I started playing around with the ideas that would coalesce into Wardens of the Blue Rose because I was fascinated with the simple proposition of the game’s subtext: What if the type of good in a fantasy world actually matched the values we want to see? And that raises this question: Why do we think that focus is less interesting or elevated than something darker? One reason is simple and value-neutral: Whenever you solve a problem, you prevent a conflict, and while we can have stories without conflicts, the ones we enjoy in roleplaying games usually have them. “But!” I said to myself at the battered coffee table where I do my work, “Conflict for a good cause is cool.”

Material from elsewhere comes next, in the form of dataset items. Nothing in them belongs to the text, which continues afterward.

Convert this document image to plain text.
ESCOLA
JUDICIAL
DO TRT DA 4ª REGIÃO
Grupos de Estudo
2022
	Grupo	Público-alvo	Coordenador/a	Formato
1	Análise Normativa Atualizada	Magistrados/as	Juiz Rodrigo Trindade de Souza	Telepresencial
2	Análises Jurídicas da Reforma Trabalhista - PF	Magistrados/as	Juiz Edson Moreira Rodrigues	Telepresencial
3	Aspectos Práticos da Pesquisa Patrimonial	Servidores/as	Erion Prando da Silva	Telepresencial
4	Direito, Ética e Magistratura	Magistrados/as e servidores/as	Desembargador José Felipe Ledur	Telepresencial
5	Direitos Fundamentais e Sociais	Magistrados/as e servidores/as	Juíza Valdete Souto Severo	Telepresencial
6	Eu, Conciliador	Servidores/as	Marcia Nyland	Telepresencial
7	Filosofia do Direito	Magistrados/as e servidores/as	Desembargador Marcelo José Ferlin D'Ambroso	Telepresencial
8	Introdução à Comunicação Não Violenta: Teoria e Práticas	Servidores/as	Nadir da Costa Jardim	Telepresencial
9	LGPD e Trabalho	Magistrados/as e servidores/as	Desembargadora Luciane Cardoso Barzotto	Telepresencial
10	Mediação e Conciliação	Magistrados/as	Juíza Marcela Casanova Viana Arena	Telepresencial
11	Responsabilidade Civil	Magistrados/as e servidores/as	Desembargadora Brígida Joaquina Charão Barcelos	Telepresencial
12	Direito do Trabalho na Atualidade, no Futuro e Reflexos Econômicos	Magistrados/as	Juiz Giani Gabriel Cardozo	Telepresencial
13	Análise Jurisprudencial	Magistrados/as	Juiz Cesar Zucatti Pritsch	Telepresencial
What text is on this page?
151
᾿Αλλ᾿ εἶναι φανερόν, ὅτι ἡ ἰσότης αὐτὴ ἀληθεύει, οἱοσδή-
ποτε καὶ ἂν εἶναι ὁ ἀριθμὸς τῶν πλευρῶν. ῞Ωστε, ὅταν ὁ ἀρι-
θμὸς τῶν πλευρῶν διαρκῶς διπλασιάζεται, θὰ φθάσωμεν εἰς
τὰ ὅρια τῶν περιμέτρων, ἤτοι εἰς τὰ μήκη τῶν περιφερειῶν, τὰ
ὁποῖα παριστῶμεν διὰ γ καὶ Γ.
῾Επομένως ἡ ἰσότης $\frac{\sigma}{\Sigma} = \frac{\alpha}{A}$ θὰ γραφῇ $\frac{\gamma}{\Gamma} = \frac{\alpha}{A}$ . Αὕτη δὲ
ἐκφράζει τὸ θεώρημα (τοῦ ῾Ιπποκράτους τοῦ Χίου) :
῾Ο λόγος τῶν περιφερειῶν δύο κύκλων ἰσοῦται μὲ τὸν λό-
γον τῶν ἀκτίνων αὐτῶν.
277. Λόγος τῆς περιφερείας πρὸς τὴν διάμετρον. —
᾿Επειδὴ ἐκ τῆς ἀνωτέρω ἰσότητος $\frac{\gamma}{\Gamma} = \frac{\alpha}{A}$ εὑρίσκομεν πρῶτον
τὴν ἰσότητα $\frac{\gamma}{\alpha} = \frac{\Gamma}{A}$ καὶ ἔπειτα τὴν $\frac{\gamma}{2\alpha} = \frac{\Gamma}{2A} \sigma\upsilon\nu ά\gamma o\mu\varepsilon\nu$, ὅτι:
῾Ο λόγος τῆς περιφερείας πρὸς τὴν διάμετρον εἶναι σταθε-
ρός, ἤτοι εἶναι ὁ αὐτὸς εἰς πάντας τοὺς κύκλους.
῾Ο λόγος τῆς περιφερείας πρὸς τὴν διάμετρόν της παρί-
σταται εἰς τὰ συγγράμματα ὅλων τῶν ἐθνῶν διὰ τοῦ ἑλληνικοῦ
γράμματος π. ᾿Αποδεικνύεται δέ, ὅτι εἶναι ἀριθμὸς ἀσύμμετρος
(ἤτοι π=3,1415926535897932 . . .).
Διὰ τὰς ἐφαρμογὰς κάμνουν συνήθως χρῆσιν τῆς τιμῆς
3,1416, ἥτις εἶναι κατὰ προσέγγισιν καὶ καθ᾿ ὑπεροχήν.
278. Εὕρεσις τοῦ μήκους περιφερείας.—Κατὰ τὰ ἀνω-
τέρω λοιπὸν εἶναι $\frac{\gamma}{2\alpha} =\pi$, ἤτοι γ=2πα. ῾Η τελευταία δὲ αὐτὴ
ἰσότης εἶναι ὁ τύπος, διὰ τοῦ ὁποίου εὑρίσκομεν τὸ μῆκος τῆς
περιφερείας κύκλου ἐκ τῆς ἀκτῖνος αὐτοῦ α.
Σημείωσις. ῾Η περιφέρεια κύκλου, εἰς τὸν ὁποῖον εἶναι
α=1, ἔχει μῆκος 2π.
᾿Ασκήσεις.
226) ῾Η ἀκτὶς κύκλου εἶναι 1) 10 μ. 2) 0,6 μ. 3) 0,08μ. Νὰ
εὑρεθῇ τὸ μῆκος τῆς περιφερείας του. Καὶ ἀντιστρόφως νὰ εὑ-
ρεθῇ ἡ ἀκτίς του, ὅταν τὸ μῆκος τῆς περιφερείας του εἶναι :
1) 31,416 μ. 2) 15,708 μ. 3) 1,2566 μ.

And conflict doesn’t need to be lethal or otherwise catastrophic. In real life we have very meaningful struggles and reconciliations without gods, monsters, and death. Wardens of the Blue Rose probably wouldn’t exist without slice-of-life narratives finding a place in genre media, because that makes people used to exploring fantasies where the goal isn’t to satisfy a prophecy, bring things back under a good deity, or whatever, but to be good to people, and help them solve their problems. Sometimes we’ll find the fight for goodness goes to dark places, but whether it’s about a fencepost or something from the Shadow, these are worthy stories, because they offer us more than hope for an imaginary land. They remind us that we can take up goodness—real goodness instead of a fantasy metaphysics of gods and magic—and it can drive us to communicate, join together, and make the world better. I think I decided on younger adult protagonists both to appeal to all ages and as a reminder that we can renew ourselves, even our tastes.
I’m hardly claiming that this game is a social good, but it is valuable to remind us, in play and work, that we can do that, and it can be as fascinating as a dark lord on a lonely throne.